How to generate a HS512 secret key to use with JWT

Question

I am using Guardian to realize JWT Authentication with an Elixir / Phoenix app. I'm using the HS512 algorithm. And I need a key for that. Are there any conditions for this key except that it has to be 512 bits or longer? It can be any arbitrary string, right?

Answer 1

openssl rand -base64 129 | tr -d '\n'

OpenSSL generates a secret of 129 bytes. 129 bytes is good for HS512 (see https://github.com/ueberauth/guardian/issues/152).

tr removes newlines.

Answer 2

In case anyone visits this now: Guardian added a mix task for that.

mix guardian.gen.secret

https://hexdocs.pm/guardian/Mix.Tasks.Guardian.Gen.Secret.html#content

Answer 3

The signing key is a byte array of any value or length you wish. Most JWT libraries allow you to use any string as key, which is converted to byte array.

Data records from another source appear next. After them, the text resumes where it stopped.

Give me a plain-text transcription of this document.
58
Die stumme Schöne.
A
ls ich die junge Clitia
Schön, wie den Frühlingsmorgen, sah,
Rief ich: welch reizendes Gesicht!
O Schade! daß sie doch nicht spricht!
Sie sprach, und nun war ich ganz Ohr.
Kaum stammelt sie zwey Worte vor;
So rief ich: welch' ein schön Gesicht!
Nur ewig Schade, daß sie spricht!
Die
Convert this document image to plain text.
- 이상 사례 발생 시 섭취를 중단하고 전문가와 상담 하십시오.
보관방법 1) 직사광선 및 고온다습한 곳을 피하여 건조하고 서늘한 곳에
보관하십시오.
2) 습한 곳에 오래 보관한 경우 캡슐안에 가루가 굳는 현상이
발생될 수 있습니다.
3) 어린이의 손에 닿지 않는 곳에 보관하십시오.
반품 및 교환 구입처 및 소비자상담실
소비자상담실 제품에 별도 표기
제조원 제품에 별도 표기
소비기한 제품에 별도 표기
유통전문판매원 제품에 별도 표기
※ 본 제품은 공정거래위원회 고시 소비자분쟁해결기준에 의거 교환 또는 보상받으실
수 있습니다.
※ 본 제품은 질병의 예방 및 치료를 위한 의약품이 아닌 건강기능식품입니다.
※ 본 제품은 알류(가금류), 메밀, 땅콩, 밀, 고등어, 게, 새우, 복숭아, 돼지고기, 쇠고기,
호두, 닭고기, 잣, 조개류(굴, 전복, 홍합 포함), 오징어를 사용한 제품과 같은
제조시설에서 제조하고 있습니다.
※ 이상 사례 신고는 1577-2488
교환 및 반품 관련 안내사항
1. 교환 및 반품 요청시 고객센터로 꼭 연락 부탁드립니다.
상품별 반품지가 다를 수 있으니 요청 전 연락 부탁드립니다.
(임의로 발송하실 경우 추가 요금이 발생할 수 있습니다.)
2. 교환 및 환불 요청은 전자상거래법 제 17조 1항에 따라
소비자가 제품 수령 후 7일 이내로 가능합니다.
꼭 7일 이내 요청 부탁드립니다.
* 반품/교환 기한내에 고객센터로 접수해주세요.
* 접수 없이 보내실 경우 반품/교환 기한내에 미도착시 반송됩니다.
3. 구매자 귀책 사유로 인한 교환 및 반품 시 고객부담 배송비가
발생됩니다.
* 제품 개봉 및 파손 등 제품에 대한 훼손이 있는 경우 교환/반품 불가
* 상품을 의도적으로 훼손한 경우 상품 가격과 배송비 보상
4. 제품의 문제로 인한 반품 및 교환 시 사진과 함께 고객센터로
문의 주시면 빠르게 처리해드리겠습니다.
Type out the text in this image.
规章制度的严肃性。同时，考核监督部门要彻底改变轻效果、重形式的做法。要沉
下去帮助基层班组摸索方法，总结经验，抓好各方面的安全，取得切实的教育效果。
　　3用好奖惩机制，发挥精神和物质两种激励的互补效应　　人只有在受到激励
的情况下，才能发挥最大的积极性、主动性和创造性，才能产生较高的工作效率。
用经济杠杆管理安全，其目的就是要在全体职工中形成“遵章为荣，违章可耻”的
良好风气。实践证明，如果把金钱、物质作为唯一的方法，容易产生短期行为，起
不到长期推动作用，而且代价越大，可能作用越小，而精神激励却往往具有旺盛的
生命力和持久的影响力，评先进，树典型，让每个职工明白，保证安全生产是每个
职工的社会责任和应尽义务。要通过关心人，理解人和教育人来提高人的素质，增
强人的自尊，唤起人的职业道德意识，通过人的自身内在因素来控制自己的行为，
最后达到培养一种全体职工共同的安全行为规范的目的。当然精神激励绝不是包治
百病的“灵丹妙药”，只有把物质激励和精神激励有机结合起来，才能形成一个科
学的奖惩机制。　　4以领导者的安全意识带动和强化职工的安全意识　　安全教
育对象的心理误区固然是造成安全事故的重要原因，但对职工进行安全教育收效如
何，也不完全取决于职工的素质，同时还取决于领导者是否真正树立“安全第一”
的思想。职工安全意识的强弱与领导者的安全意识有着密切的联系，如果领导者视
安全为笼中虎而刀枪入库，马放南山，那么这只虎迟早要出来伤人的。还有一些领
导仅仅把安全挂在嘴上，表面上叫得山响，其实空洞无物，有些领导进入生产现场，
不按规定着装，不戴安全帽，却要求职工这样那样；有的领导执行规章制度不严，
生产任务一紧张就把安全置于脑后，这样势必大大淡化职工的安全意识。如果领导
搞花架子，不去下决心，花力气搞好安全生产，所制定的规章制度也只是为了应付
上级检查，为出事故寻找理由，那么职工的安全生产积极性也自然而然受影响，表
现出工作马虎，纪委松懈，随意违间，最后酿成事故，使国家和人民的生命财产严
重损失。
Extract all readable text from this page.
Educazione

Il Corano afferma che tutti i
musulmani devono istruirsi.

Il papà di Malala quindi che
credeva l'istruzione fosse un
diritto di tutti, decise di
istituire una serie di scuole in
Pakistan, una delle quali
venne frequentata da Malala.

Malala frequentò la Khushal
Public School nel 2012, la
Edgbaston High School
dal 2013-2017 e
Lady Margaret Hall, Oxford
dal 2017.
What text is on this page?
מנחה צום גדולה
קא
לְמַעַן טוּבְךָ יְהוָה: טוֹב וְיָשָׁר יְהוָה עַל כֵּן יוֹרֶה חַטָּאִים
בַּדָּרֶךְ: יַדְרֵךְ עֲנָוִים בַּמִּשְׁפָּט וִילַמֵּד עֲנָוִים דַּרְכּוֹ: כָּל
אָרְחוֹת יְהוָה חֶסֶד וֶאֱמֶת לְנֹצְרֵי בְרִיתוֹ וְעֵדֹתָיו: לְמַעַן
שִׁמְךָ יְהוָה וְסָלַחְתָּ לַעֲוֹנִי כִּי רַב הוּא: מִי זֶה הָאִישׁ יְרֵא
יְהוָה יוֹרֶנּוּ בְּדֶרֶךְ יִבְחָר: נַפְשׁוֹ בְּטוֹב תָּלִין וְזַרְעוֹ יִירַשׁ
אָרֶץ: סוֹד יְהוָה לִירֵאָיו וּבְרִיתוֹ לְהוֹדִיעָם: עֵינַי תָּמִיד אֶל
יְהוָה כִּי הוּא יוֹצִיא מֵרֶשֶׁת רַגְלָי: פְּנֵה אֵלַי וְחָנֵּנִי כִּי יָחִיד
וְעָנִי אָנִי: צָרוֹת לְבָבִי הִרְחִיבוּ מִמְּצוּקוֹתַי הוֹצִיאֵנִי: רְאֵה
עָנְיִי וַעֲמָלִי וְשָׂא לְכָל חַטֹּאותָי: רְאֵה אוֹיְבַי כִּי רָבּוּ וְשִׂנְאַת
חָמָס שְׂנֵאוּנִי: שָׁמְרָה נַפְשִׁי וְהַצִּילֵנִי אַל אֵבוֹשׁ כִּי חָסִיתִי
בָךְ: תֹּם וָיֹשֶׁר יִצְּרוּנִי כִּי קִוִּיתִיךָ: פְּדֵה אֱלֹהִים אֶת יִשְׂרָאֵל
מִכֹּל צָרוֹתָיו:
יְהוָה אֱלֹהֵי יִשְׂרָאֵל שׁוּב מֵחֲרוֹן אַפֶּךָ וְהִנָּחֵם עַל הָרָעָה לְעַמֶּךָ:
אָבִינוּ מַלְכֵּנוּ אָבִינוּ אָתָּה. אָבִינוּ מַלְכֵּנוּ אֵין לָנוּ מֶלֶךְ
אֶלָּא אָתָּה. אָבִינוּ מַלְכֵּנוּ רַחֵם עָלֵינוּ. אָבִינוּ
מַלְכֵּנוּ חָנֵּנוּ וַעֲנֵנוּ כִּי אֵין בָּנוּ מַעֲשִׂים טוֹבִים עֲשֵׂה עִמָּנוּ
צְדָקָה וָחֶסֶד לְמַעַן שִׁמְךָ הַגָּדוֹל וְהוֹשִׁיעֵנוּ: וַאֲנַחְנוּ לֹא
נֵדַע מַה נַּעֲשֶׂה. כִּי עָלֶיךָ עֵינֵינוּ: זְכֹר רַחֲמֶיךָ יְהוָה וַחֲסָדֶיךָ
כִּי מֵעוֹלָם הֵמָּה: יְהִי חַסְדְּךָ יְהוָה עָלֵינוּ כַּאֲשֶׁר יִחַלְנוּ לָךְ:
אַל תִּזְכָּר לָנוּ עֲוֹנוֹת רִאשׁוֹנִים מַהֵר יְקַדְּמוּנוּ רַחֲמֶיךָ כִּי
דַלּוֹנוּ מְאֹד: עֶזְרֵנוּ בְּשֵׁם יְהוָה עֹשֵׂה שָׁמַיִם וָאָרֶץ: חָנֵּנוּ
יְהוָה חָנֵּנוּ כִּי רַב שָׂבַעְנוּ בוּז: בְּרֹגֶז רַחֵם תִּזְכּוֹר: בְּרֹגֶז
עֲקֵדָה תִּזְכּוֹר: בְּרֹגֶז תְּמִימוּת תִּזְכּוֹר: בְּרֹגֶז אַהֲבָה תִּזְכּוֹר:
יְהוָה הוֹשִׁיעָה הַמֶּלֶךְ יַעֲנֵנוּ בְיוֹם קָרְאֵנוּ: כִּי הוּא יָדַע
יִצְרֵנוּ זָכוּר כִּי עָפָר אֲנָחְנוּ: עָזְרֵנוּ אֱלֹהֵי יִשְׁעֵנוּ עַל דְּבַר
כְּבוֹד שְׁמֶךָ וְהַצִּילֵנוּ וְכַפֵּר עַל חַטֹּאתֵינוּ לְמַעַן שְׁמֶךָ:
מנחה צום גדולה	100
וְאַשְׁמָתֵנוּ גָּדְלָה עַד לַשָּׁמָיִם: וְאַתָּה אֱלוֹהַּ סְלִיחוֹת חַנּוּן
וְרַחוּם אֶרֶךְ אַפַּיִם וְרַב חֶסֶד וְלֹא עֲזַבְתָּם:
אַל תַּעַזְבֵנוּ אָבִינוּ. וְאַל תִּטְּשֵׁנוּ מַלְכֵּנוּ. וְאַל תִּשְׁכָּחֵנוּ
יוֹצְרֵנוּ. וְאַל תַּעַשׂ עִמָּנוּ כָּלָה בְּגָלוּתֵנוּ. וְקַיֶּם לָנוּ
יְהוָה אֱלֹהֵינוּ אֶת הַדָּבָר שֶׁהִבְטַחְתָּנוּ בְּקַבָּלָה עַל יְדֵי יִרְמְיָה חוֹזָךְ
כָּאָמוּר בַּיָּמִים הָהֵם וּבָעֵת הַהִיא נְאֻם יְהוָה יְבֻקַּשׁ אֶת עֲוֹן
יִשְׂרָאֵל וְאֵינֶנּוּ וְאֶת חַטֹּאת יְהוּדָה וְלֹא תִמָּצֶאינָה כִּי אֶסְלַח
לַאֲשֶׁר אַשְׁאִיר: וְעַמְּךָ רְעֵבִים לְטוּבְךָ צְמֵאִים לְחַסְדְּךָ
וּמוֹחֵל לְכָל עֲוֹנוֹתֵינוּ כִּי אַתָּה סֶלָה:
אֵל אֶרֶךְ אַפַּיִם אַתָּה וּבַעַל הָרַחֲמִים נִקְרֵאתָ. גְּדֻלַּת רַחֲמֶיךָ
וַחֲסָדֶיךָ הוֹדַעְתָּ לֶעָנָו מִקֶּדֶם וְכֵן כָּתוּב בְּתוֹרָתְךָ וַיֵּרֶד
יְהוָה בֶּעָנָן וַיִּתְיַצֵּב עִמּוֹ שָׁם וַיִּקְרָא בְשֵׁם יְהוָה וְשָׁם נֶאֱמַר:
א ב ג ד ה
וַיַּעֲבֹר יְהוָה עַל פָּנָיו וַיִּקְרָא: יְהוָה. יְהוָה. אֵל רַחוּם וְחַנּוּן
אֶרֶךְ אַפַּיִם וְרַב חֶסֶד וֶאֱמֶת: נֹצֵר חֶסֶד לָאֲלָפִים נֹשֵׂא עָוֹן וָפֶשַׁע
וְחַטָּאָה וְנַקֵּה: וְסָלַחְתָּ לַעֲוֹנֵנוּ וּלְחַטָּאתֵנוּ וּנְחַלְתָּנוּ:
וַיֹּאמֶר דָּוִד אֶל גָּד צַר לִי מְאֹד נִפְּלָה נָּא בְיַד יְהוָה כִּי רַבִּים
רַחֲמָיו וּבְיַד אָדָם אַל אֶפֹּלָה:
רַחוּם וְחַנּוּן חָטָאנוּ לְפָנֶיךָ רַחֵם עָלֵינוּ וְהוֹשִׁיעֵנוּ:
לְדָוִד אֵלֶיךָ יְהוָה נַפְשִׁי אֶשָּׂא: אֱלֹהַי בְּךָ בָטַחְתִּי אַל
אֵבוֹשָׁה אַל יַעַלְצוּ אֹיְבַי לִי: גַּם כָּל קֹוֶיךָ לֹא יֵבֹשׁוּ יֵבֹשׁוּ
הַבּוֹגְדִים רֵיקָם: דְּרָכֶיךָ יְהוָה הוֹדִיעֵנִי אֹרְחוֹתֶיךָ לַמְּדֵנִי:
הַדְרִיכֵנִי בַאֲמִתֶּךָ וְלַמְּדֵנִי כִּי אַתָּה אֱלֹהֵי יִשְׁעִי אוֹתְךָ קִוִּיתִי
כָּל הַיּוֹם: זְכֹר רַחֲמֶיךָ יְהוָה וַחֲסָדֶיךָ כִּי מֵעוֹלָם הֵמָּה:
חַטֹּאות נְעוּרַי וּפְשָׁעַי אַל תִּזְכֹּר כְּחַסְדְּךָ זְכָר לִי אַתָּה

To generate a secure 20 byte key, bs64 encoded

dd if=/dev/random bs=20 count=1 status=none | base64

Answer 4

You need to run this command on a Linux machine with OpenSSL library installed:

echo -n "somevalue" | openssl sha512 -hmac "somekey"

The output of this command is the HS512 (HMAC SHA512) which you can use as the signing key with any JWT library.

Answer 5

I'm pretty confident that any arbitrary string will work. Best practice would be to store that string in an environment variable and then have your app pull from that.